Horner Street (nominated for a street name) 

Horner Street is named for Samuel H. Horner, saddler for the NWMP

From the time the North West Mounted Police service was established, Samuel H. Horner was its lone saddle-maker. He was in the regular service from 1875 to 1890 and for many years thereafter worked fore the NWMP under contract. He retired in Stratford, where his grave was specially recognized by the Royal Canadian Mounted Police on May 6, 2004.  Source: City of Stratford 

A timeline of his career:

He was born born in 1845 in Schenectady, N.Y., but in 1947 his family came to Canada and settled in the Welland, Ont., area. Prior to 1865, he trained as a saddler in Hamilton and Dundas. Later, he was appointed as a  military drill instructor for the Stratford Rifle Company with the rank of sergeant. The Quarterly Sessions of the Court, 1868-1869, report his being sworn in as a constable in Stratford.

In 1875, he joined the NWMP (No. 6 regiment) and was stationed at Swan River (1875-1876), Fort MacLeod (1876-1878), Fort Walsh (1878-1882), Fort MacLeod (1882-1886) and Regina (1886-1890).

Staff Sergeant Horner was present when the treaty was made with the Cree Indians in 1876 at Fort Pitt. He was also on hand when the Black Foot and Stonies (Assiniboin) nations signed their treaty in 1877 with Col. James MacLeod and Lt.-Gov. David Laird as treaty commissioners. In 1881. Horner was on escort duty with Col. Lawrence W. Herchmer in command of the escort, when the Marquis of Lorne, afterwards the Duke of Argyll, visited the west as a representative of Queen Victoria. The route of the Governor-General's party was from Fort Ellis through the west, north to Battleford, then to Calgary and on to Fort MacLeod.

In the North-West Resistance of 1885, with Inspector Perry in command, Horner was with the detachment carrying the nine-pounder field gun. He joined Gen. Thomas B. Strange's forces at Calgary and went north to Fort Pitt and Beaver River.

For services rendered in that campaign, Horner was recommended in general order, by Gen. Strange, to the favorable consideration of the comptroller Col. Fred White and, at the breaking up of the brigade, was again granted, in general orders, recommendation for increased pay from the time of joining the brigade until its breaking-up, "for valuable services rendered." 

Horner was the Force's Saddler with the rank of Staff Sergeant from 1875 to 1890. He was easily recognizable around the barracks in Regina by his huge, unkempt black beard. 

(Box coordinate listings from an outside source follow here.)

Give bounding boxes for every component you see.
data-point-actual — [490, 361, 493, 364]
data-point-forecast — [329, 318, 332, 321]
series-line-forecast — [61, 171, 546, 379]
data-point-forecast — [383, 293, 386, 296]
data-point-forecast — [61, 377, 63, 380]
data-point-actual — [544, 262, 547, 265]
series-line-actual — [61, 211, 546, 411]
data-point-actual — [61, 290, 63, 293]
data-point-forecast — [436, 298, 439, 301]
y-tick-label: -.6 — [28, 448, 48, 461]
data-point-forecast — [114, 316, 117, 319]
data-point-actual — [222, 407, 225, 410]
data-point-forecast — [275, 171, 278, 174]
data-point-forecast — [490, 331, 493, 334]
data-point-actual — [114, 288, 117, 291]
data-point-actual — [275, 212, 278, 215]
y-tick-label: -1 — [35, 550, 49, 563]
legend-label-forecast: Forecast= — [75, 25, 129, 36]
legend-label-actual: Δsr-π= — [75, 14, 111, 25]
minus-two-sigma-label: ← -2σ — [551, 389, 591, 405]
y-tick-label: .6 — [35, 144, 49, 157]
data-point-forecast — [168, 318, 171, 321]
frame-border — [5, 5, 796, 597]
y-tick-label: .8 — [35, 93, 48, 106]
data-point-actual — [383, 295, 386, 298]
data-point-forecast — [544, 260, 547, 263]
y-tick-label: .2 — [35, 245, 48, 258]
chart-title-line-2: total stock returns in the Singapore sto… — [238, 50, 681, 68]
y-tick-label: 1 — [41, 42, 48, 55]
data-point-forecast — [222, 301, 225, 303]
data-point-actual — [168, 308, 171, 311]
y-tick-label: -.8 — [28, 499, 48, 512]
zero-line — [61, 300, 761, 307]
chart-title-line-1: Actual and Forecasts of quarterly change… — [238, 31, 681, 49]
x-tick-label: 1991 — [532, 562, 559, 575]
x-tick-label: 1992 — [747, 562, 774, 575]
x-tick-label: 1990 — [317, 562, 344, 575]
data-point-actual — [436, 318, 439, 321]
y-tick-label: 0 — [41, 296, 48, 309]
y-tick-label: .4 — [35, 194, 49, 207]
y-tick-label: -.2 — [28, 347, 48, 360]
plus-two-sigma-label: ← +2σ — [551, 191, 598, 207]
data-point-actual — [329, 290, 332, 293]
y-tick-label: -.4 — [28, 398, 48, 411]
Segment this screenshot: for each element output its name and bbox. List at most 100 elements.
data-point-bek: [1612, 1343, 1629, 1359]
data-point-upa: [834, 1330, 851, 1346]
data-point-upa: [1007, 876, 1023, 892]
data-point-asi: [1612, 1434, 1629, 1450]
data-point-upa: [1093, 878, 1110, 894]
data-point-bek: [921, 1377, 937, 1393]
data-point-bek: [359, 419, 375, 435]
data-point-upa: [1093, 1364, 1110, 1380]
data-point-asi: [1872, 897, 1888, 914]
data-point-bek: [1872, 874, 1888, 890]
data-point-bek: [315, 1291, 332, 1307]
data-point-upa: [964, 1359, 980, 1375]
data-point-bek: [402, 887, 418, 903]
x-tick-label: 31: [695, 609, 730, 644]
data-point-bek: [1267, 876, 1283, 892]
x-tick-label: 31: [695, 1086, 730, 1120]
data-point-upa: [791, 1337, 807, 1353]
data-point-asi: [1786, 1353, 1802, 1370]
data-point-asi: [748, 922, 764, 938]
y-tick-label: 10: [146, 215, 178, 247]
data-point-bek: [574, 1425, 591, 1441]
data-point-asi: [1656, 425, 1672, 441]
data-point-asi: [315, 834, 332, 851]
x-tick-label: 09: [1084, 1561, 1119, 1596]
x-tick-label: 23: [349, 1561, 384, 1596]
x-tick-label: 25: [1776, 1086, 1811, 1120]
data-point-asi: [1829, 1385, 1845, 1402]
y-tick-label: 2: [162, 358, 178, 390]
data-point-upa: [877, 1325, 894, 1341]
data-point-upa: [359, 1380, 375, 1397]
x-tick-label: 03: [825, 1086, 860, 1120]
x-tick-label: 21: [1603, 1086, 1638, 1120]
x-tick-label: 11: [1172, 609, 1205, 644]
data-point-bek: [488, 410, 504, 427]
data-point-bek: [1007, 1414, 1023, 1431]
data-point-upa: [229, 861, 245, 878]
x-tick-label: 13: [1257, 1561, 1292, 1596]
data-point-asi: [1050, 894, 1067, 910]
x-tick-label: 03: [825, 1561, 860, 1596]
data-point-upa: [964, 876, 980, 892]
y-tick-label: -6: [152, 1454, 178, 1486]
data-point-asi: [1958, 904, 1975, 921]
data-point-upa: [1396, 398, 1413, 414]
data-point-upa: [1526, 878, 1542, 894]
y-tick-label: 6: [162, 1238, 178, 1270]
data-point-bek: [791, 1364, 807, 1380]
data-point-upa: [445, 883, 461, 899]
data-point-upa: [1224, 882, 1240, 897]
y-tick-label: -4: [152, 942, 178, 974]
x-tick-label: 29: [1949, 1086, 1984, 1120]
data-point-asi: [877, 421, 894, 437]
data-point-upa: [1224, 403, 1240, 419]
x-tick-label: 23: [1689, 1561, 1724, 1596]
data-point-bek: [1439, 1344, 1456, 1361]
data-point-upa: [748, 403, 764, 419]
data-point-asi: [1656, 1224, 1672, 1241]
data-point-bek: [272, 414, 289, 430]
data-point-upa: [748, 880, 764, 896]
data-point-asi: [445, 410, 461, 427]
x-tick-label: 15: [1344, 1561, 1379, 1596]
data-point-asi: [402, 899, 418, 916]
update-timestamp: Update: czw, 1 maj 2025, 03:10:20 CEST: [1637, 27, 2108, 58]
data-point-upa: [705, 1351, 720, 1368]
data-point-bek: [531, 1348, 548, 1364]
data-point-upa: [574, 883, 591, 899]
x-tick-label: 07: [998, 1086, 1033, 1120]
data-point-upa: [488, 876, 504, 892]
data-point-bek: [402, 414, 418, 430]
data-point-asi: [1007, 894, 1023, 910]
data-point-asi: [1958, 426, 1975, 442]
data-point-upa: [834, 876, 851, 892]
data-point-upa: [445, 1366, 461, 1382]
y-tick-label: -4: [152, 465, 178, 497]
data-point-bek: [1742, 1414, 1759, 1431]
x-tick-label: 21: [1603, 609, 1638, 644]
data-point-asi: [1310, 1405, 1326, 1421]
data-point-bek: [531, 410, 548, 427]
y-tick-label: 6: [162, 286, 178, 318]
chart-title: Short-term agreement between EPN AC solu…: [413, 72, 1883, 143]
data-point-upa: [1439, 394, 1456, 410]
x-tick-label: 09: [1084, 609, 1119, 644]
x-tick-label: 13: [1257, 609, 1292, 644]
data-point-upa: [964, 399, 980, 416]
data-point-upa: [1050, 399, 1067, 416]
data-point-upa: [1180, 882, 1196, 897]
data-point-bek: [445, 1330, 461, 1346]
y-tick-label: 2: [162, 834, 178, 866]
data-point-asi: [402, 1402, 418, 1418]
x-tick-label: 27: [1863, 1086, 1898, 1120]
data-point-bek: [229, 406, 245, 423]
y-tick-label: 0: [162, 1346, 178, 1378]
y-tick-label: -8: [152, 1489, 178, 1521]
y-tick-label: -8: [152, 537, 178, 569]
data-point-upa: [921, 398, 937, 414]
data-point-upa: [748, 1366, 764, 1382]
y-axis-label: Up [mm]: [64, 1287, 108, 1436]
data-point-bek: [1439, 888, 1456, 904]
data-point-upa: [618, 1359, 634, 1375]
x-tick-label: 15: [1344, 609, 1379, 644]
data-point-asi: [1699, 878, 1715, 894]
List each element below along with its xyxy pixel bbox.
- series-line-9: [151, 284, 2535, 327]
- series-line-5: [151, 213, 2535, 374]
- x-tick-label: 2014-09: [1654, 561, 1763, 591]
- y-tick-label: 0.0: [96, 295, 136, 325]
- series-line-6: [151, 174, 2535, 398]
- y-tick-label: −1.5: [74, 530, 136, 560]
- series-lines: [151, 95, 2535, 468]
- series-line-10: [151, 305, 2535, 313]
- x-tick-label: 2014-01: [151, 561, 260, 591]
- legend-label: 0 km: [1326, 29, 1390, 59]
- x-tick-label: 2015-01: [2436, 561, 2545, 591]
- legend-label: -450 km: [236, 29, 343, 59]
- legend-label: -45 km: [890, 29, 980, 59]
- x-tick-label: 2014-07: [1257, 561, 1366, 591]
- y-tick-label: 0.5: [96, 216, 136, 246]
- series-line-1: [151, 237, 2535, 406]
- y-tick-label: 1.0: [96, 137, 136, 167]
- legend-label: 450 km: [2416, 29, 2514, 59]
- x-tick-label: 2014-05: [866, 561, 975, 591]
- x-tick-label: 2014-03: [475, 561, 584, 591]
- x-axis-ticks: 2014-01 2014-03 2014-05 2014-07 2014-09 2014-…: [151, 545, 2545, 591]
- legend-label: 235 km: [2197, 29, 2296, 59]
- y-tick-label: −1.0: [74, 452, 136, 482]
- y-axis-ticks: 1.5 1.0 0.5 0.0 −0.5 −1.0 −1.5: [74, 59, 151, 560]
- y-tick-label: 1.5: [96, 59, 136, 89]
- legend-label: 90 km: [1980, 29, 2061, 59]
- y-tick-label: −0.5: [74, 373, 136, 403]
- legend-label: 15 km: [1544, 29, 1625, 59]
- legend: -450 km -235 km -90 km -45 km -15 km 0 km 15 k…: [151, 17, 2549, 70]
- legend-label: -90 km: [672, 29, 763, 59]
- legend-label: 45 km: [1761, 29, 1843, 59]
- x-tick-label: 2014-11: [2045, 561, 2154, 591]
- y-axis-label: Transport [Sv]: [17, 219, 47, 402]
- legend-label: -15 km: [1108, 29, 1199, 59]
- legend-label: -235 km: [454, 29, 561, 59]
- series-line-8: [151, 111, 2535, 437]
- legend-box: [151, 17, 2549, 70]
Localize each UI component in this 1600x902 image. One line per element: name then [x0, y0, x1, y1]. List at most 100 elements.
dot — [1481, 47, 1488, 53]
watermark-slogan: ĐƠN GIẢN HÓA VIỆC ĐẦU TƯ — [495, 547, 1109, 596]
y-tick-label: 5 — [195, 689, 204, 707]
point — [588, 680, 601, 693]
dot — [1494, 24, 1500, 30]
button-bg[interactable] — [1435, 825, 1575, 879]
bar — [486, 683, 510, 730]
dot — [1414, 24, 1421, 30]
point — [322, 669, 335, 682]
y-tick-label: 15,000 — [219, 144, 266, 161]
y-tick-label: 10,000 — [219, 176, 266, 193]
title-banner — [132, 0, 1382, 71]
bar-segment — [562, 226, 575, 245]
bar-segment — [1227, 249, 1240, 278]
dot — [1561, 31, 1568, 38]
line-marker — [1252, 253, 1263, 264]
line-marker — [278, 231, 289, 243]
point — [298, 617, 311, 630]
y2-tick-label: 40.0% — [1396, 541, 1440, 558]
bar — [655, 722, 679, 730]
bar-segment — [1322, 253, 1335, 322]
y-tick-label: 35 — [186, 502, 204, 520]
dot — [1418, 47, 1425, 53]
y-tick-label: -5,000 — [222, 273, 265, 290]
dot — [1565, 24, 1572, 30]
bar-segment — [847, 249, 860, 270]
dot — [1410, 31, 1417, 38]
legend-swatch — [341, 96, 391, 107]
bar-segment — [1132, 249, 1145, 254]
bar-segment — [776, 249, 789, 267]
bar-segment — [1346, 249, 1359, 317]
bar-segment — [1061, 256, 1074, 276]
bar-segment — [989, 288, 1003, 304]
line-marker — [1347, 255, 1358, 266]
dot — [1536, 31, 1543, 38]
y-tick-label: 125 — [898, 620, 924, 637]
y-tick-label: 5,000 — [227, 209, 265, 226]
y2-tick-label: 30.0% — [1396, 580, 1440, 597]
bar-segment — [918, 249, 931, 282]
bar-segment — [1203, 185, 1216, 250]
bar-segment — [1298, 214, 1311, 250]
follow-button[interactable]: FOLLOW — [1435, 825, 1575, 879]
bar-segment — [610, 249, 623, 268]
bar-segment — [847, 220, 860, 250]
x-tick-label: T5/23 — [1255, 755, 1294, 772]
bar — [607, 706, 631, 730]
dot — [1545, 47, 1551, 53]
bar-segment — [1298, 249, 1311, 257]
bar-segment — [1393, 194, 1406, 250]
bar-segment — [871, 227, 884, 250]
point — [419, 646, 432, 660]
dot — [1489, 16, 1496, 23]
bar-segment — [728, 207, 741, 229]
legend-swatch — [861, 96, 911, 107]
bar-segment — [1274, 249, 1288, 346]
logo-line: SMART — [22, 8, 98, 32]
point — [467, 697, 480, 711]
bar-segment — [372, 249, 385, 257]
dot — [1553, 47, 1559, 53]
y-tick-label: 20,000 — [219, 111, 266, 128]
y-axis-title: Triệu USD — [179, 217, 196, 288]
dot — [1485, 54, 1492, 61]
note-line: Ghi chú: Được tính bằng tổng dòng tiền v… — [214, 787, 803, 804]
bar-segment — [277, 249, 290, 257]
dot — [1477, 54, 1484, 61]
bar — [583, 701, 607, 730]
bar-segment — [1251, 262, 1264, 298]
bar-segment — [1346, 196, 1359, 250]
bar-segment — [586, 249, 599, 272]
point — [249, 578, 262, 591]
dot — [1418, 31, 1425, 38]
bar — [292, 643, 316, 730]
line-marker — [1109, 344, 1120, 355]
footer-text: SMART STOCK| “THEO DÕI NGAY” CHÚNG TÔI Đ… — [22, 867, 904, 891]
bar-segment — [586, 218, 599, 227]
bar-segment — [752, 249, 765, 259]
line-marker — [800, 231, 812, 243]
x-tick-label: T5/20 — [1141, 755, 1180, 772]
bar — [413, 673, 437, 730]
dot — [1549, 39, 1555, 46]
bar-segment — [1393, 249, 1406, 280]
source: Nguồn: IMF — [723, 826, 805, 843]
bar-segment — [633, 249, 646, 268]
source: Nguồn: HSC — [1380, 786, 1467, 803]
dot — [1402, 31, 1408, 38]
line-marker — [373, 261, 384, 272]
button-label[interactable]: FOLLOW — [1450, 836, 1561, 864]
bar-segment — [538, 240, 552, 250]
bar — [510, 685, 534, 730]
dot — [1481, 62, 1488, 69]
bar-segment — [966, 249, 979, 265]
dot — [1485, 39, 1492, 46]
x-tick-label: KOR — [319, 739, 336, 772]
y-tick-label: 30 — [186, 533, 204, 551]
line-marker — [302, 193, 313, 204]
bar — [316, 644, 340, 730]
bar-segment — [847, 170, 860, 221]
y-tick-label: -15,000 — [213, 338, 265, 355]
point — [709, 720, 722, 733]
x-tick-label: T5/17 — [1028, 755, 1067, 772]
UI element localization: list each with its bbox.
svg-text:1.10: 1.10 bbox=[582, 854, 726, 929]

A key figure of the time in keeping the horses equipped for patrol work was the force's saddler major in Regina, who oversaw the repair and maintenance of all saddlery. For years, the police had had difficulties obtaining suitable harness, head collars, bridles and other saddlery accessories. Herchmer suggested the problem might be solved if in future the force made its own. "We have the required skill," he informed the deputy minister, "in the person of saddler major Horner, ‘a mechanic second to no tradesman in the Dominion.' All we need to carry out the job," he continued, "was a few good stitchers and the leather to do the work." Of course, he added, "It would be a saving to the public purse." Ottawa agreed, and by 1889 the commissioner was able to report that the soldiers were producing all the martingales, pole straps, hopples, reins, head collars, halters, side straps and even sword and cross belts, holsters and bandoliers that were needed. 

In 1908, Samuel Horner, at age 63, returned to Stratford, where, on Dec. 7, 1909, he married Annie Yemen, 58. She was the widow of a former member of Stratford Lodge 332. In 1921, Horner was made a life member of the lodge. On April 11, 1929, he died. He was buried in Avondale Cemetery.